On the 17th of January 2022, he popped the question at Gardens By The Bay’s Floral Fantasy exhibition – a beautiful place filled with colour, flowers, nature and soothing background music. I cried , but I was happy because I knew where my life was heading – back to the UK.
Since I left in 2018 after graduating from the University of Lincoln, I had always dreamt of going back. 300 job applications later, I started to lose motivation. Most companies that could sponsor a work visa simply preferred not to because of excess fees. But I was determined to go back – I had enjoyed my 5 years of living there so much and I love the UK. Chris’s proposal meant I had something to work towards now and that was saving money for the ‘big move’ to live with him.
For so long I have wanted to have my own independence in the form of no longer living with my parents, owning my own home and being responsible for all aspects of my own life. And I finally think it’s coming! I always found it hard for myself to grow as a person in Singapore as all of the abovementioned were not a stone’s throw away.
What happens now?
I save, save and save.
I have an incredibly low income for someone who works a minimum of 44 hours a week. Most times I’m embarrassed to tell people what I earn. Despite that, I’m generally quite disciplined with my savings. The ‘savings culture’ in Singapore has been ingrained in me ever since I obtained my first paycheck. I never let my savings dip below $100.
Moving across the world is a big commitment and one that costs a lot of money, the kind of money a girl in their late 20’s would struggle to handle. But I’m doing it anyway, because if I never try I’ll never know. This ‘tough road ahead’ may be the one thing that changes my life for the better.
No more spending money on things I can’t afford, no more spending money on impulse buys, no more spending money on unnecessary meals out. I can do this! I like being home after all. Will there be a lot of sacrifices to be made? Yes. Will I have to forgo the ‘little pleasures’ for this big plan of mine? Yes. But is it worth it? We’ll wait and see!

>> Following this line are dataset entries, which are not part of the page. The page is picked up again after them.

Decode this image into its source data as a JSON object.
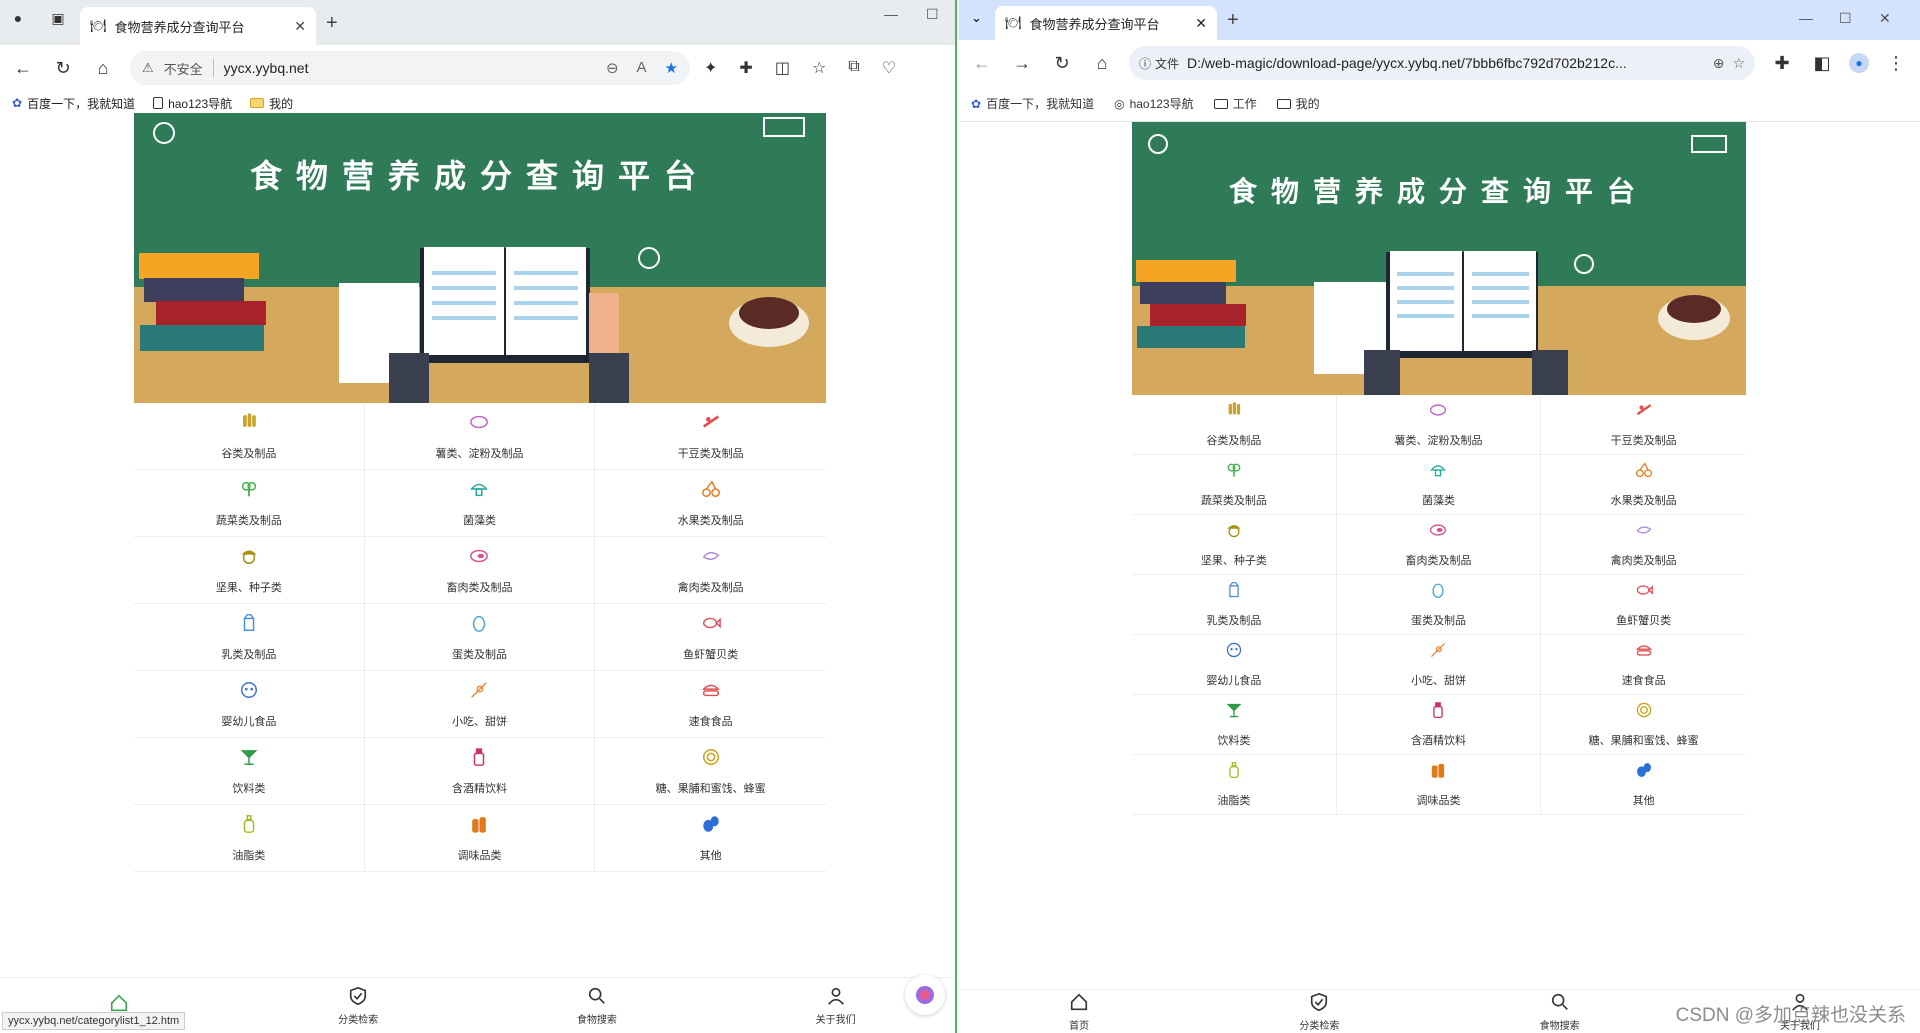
{
  "left": {
    "tab": {
      "title": "食物营养成分查询平台"
    },
    "omnibox": {
      "warning": "不安全",
      "url": "yycx.yybq.net"
    },
    "bookmarks": [
      "百度一下，我就知道",
      "hao123导航",
      "我的"
    ],
    "status_url": "yycx.yybq.net/categorylist1_12.htm"
  },
  "right": {
    "tab": {
      "title": "食物营养成分查询平台"
    },
    "omnibox": {
      "chip": "文件",
      "url": "D:/web-magic/download-page/yycx.yybq.net/7bbb6fbc792d702b212c..."
    },
    "bookmarks": [
      "百度一下，我就知道",
      "hao123导航",
      "工作",
      "我的"
    ]
  },
  "page": {
    "banner_title": "食物营养成分查询平台",
    "categories": [
      {
        "label": "谷类及制品",
        "icon": "wheat-icon",
        "color": "#c9a227"
      },
      {
        "label": "薯类、淀粉及制品",
        "icon": "potato-icon",
        "color": "#c45bd0"
      },
      {
        "label": "干豆类及制品",
        "icon": "bean-icon",
        "color": "#e05050"
      },
      {
        "label": "蔬菜类及制品",
        "icon": "broccoli-icon",
        "color": "#3fb24f"
      },
      {
        "label": "菌藻类",
        "icon": "mushroom-icon",
        "color": "#23a8a0"
      },
      {
        "label": "水果类及制品",
        "icon": "cherry-icon",
        "color": "#e87a1c"
      },
      {
        "label": "坚果、种子类",
        "icon": "nut-icon",
        "color": "#a8920f"
      },
      {
        "label": "畜肉类及制品",
        "icon": "meat-icon",
        "color": "#d9508c"
      },
      {
        "label": "禽肉类及制品",
        "icon": "poultry-icon",
        "color": "#b18ad8"
      },
      {
        "label": "乳类及制品",
        "icon": "milk-icon",
        "color": "#4c8fd8"
      },
      {
        "label": "蛋类及制品",
        "icon": "egg-icon",
        "color": "#4aa6d8"
      },
      {
        "label": "鱼虾蟹贝类",
        "icon": "fish-icon",
        "color": "#e0505c"
      },
      {
        "label": "婴幼儿食品",
        "icon": "baby-icon",
        "color": "#3f72d0"
      },
      {
        "label": "小吃、甜饼",
        "icon": "skewer-icon",
        "color": "#ea8a3a"
      },
      {
        "label": "速食食品",
        "icon": "burger-icon",
        "color": "#e05050"
      },
      {
        "label": "饮料类",
        "icon": "cocktail-icon",
        "color": "#2e9a4a"
      },
      {
        "label": "含酒精饮料",
        "icon": "bottle-icon",
        "color": "#c8306e"
      },
      {
        "label": "糖、果脯和蜜饯、蜂蜜",
        "icon": "candy-icon",
        "color": "#c9a215"
      },
      {
        "label": "油脂类",
        "icon": "oil-icon",
        "color": "#a8b820"
      },
      {
        "label": "调味品类",
        "icon": "condiment-icon",
        "color": "#e07a1a"
      },
      {
        "label": "其他",
        "icon": "olive-icon",
        "color": "#2b6fd6"
      }
    ],
    "tabbar": [
      {
        "label": "",
        "icon": "home-icon",
        "active": true
      },
      {
        "label": "分类检索",
        "icon": "shield-icon"
      },
      {
        "label": "食物搜索",
        "icon": "search-icon"
      },
      {
        "label": "关于我们",
        "icon": "user-icon"
      }
    ],
    "tabbar_right_home_label": "首页"
  },
  "watermark": "CSDN @多加点辣也没关系",
  "colors": {
    "banner": "#2f7b58",
    "desk": "#d4a95e",
    "tab_active": "#3aa64a"
  }
}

It was never going to be a smooth sailing road for me, and the advantage I have is that I have always been mentally prepared for it to be difficult, so it doesn’t come as a huge shock to me that this is what I have to do for myself and my happiness.
Thank you, self. I’ll need it.
Coming from a Southeast Asian family, there is a lot I could talk about with regards to topics such as how my parents handled it, how I spoke to my parents about such a life-changing decision, their level of acceptance, my thoughts on filial piety and leaving your family, how I as an only child am managing to do this, etc. The list goes on.
I’ll definitely write more about that in detail in another post, but for now, I am just happy to have reached this point in my life where I have something very clear to look forward to.
In the meantime, I’ll need all the luck I can get!